After 11 months, even with two vaccines available, a pair of pressing issues prevent a clear end to the COVID-19 pandemic: transparency and trust.
Engineers and scientists rely on systems and processes as a key foundation. Systems engineering creates predictable, testable outcomes to maximize efficiency. It is often used in health care, from improving patient outcomes to customer satisfaction. To be sure, vaccines don’t get into waiting arms by themselves, but by a complex, interrelated network of vaccine administration sites, providers, and an informed general public willing to be vaccinated.
As cities like Philadelphia continue to face false starts and backlash from the current vaccine rollout — including Philly’s latest vaccine debacle, severing ties with Philly Fighting COVID — it can be instructive to step back and reexamine the system in place with an eye toward rebuilding trust and creating transparency.
What steps can cities like Philadelphia take right now to mitigate as many issues as possible and maximize the number of people who get vaccinated?
Let’s start with a baseline of facts. Even with clearer federal guidance, we do not know for certain how many doses we will be getting, when they will come, and where they will go. We do not know how many of the different brands we will get; therefore, we do not know the exact storage requirements. We do not know what percent of the population will willingly receive a vaccine, and we don’t know how many of those will return for their second dose.
We do have some registration information that can give us a glimpse of the possible demand; however, since there are multiple sites on which people can register, this information is distorted.
From a supply chain perspective, this is a last-mile effort where in short: the city is dealing with imperfect and missing information. It is akin to getting your groceries from Instacart, except only telling your shopper you want “soup” while expecting them to bring clam chowder. With imperfect information comes confusion and misinformation.
It’s understandable that Philly residents may be feeling mixed up about vaccinations, but it’s up to the city to solve this problem — quickly. As time is of the essence, from my perspective as a systems engineer, there are three immediate efforts that the city should enact to improve trust and create transparency around vaccine distribution:
Human systems integration
Human systems integration involves incorporating the human element into the process. Not everything can be done automatically, especially when it comes to building trust around a medical procedure. Sometimes humans need to talk to other humans. For vaccinations in a city as diverse as Philadelphia, this means working with communities and organizations like the highly trusted Black Doctors COVID Consortium to broadcast information and build trust on vaccine efficacy and safety. Not only would this help to achieve an equitable distribution of the vaccine, but also help the city repair the bonds of trust with neighborhoods, particularly Black neighborhoods where vaccine hesitancy is known to be high.
Real-time systems monitoring can be used to capture demand and supply information at administration sites. This will allow for dynamically adjusted dosage distribution, more efficient scheduling of providers, fewer bottlenecks, and fewer wasted vaccines. In other words, we can not only identify supply and demand problems but solve them before they interfere with distribution, getting vaccines where they need to be the most.
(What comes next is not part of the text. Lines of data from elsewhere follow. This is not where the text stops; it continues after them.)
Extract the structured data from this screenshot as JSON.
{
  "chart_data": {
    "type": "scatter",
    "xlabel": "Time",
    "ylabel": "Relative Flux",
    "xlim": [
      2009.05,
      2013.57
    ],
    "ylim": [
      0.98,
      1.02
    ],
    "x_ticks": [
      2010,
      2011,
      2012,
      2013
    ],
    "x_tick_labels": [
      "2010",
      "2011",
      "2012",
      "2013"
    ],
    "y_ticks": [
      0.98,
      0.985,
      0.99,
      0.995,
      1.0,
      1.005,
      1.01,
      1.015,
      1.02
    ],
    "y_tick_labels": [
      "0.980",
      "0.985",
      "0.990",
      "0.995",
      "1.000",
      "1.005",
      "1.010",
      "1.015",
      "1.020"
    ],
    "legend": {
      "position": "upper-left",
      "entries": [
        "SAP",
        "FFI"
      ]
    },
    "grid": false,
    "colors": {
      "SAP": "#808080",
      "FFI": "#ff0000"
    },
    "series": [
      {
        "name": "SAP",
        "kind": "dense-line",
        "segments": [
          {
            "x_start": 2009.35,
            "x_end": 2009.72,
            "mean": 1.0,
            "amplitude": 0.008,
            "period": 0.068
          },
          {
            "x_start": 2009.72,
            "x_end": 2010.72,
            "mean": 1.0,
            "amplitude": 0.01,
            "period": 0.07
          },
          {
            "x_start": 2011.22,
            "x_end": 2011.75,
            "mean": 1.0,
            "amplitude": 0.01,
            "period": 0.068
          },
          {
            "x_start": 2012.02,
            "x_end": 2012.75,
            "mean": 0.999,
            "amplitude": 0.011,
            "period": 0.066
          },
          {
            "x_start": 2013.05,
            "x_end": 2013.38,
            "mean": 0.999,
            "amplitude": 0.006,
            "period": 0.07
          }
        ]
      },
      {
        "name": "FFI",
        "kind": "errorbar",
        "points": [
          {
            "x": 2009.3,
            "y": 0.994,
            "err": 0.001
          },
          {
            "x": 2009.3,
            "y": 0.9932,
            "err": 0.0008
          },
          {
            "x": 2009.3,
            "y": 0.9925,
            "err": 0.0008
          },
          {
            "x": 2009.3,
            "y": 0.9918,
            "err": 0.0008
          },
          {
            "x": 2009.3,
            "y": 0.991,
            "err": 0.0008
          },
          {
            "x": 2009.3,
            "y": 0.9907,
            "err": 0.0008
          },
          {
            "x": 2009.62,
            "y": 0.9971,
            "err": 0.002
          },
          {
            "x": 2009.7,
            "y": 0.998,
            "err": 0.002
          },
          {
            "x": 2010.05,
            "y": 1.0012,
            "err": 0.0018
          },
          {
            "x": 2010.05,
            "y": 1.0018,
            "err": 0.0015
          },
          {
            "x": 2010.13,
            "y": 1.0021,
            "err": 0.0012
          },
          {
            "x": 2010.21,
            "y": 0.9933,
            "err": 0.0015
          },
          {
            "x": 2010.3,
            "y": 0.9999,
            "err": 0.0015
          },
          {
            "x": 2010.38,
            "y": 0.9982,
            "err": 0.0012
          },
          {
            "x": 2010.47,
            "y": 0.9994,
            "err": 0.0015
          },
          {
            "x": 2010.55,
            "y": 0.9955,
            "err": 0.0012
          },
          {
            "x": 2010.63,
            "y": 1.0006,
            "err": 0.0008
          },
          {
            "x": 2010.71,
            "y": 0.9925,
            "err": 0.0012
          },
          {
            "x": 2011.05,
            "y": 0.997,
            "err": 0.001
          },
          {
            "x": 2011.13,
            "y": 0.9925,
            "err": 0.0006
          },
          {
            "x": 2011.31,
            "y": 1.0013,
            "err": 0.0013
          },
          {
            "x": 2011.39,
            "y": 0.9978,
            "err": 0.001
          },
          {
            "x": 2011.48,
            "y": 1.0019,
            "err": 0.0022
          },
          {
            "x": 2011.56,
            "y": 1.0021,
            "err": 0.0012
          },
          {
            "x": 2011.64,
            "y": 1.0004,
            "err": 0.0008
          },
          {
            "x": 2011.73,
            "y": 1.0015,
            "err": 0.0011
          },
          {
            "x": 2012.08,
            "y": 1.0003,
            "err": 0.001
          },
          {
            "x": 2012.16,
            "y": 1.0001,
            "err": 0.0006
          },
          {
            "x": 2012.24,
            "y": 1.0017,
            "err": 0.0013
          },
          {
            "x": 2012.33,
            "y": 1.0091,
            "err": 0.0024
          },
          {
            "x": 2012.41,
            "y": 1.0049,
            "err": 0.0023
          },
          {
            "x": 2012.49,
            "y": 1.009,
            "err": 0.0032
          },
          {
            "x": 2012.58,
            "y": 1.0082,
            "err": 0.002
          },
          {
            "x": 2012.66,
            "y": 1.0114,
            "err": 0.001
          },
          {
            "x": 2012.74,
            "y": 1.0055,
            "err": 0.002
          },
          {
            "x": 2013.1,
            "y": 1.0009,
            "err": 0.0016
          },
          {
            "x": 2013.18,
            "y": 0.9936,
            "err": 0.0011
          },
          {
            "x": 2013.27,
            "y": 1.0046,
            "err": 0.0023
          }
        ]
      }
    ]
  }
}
Better data means better outcomes.
Public dissemination of the supply and demand data — how many vaccines we have and how many people still need it — with realistic timelines, will ease some frustration and confusion. The city should consider circulating this information through various formats geared toward the target population — for example, on social media, or a trusted government website — to ensure everyone has the opportunity to receive the information, be informed, and therefore increase their likelihood of returning for a second shot.
Systems engineering is a comprehensive, integrated approach to tackling a complex problem. While we cannot go back and start from scratch, we can take best practices from what we do know how to do well and apply them as best we can under the given circumstances. A holistic yet relatively simple approach can yield great dividends in getting enough of the population vaccinated safely and efficiently.
Julie Drzymalski is a professor of instruction and director of the industrial and systems engineering program at Temple University College of Engineering.